We had a referendum on children's rights two years ago and the Irish people went out and voted in favour of provision that recognises that the most important thing in terms of any decision-making regarding children is the best interests of the child. That is now going into our Constitution. This piece of legislation ignores that. The Children's Ombudsman has made that point, as have various other groups. The Ombudsman has argued that the legislation potentially falls foul of the European Convention on Human Rights and the provision there under Article 8 for the protection of family life and of people's private lives. I do not understand the failure to move on this area. I acknowledge that the Government has moved on other areas and has improved the Bill, but this is a monumental gap. It is so sad for young trans children in primary and secondary school. Many of them leave our school system simply because they cannot cope with the daily struggle of not being recognised for who they are at school. That has such an impact on the rest of their lives that they drop out of the school system early. For those young people, the Government is offering nothing. That is incredibly sad.

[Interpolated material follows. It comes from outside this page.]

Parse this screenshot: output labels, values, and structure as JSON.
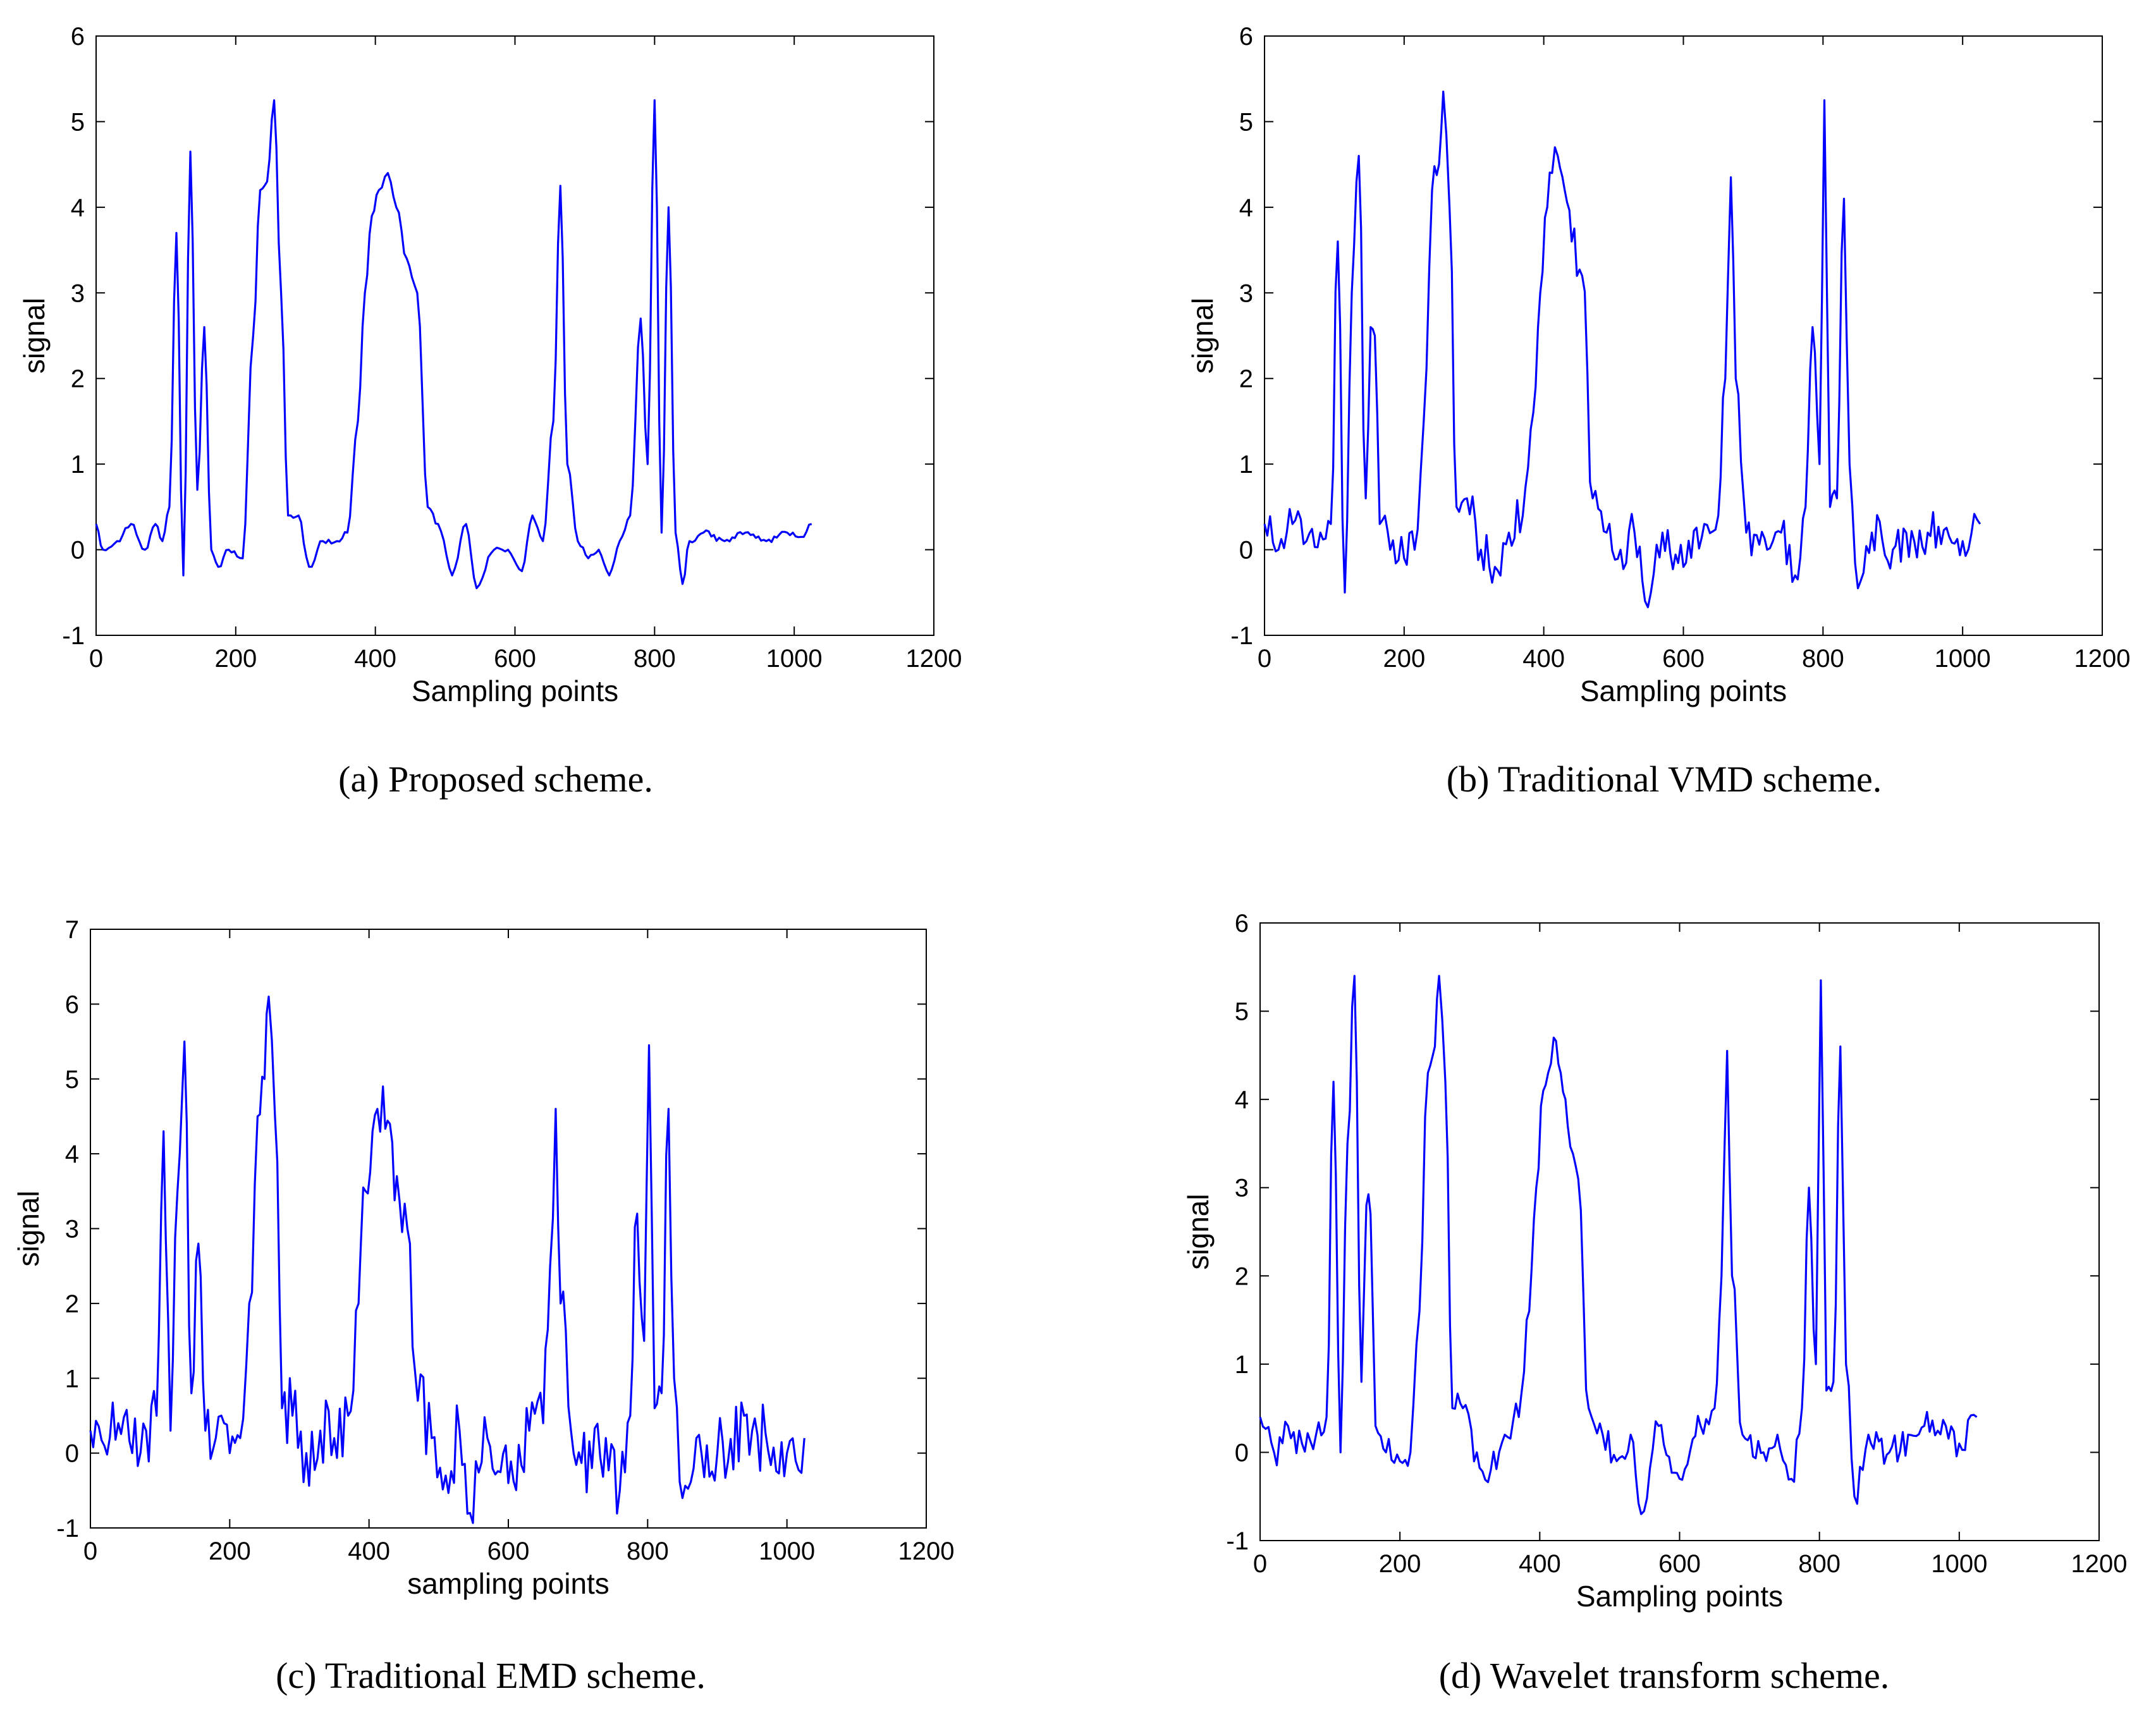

This is an issue I intend to keep fighting on. The Bill provides for a review in two years time. I hope I will be a Member of the Oireachtas in some form in two years time but, if not, I promise I will continue to work on this issue from outside, because of all the issues I have worked on in the last few years, this is an issue that has touched my heart. I have listened to the personal stories of trans adults and, particularly, trans children, who showed enormous bravery in speaking; the witnesses who came to our committee; and the people who have spoken out in the media and elsewhere, including Dr. Foy, who fought her case on the issue. The bravery shown by the trans community has been phenomenal and it is incumbent on all of us in this House to go as far as we can for them. I am sorry that is not happening today, but I promise this is something I will stick with until we get progressive legislation that delivers for all transgender people of all ages.